The free market versus the State
We hear a lot of talk about how good democracy is.
But is it? What’s the distinction between political democracy and what
has been called market democracy? Government is bureaucratic. It
promotes “the leveling of the governed,” or as Gary North puts it,
"the flattening of the voters." They are flat on
their bellies. The bureaucrats walk over them.
On the free or even semi-free market companies have to
answer to their customers.Those that don’t, including the Big Boys, find
themselves in trouble.North writes:
Kodak's executives refused to develop digital cameras
because they feared that the new cameras would destroy their business. They
feared cannibalizing their own company. But as Steve Jobs famously said,
"If you don't cannibalize yourself, someone else will."
Kodak declared bankruptcy in 2012.
Then there’s the famous case of IBM. Personal
computers? They were toys, distractions for the little people.
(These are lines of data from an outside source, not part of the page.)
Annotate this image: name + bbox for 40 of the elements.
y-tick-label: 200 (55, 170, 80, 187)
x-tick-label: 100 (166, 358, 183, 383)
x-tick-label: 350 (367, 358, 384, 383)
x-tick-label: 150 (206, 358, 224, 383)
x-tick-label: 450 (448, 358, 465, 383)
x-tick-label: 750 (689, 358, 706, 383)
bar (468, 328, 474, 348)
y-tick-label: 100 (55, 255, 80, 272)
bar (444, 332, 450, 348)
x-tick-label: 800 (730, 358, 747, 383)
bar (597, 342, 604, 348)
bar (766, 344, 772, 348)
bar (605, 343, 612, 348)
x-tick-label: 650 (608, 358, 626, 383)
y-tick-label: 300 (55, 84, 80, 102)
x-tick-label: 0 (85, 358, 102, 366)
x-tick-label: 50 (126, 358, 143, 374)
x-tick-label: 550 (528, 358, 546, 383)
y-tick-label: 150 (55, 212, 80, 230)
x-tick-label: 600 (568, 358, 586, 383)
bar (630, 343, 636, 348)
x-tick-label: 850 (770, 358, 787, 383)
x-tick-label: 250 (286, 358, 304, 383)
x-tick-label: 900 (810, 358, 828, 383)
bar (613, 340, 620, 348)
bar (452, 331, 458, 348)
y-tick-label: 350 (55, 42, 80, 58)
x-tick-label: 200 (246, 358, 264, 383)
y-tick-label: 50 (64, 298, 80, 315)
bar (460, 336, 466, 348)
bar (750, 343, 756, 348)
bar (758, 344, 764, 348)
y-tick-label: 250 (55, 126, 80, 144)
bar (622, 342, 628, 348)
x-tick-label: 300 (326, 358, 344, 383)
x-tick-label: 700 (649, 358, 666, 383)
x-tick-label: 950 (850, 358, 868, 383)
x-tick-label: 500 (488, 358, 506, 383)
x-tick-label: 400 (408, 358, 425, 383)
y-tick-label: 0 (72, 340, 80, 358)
Fancy calculators at best. The IBM PC sold well in the early eighties,
but the company balked at supporting newer chips. Compaq didn’t, and
snatched the PC market lead from IBM. As North tells us, “IBM finally
sold its PC line to China in 2005: Lenovo.”
Governments, of course, work differently than
markets. They are not subject to market forces of profit and
loss. Government's revenue stream is theft. As government
bureaucracies manifest their incompetence and/or corruption, they become
eligible for new management and bigger budgets. Recall Katrina and
FEMA.
This is the heart of the matter. The market, we’re
told, is evil, powered by selfish impulses of survival and profit.
Never mind that under a system of property rights this creates an Invisible
Hand that promotes peace, prosperity and harmony. Government, we’re
forever reminded, is good, has only the best intentions as it forever makes
life worse, leaving us with perpetual wars, debt and divisiveness.
Election Day for presidents comes every four years.
“Elections” on the market are around-the-clock affairs. “The free
market is a genuine democracy that offers all the benefits supposedly found
in democratic political systems without their drawbacks,” says Matt
McCaffrey. I strongly recommend reading his article.
Go ahead and vote but choose your elections wisely.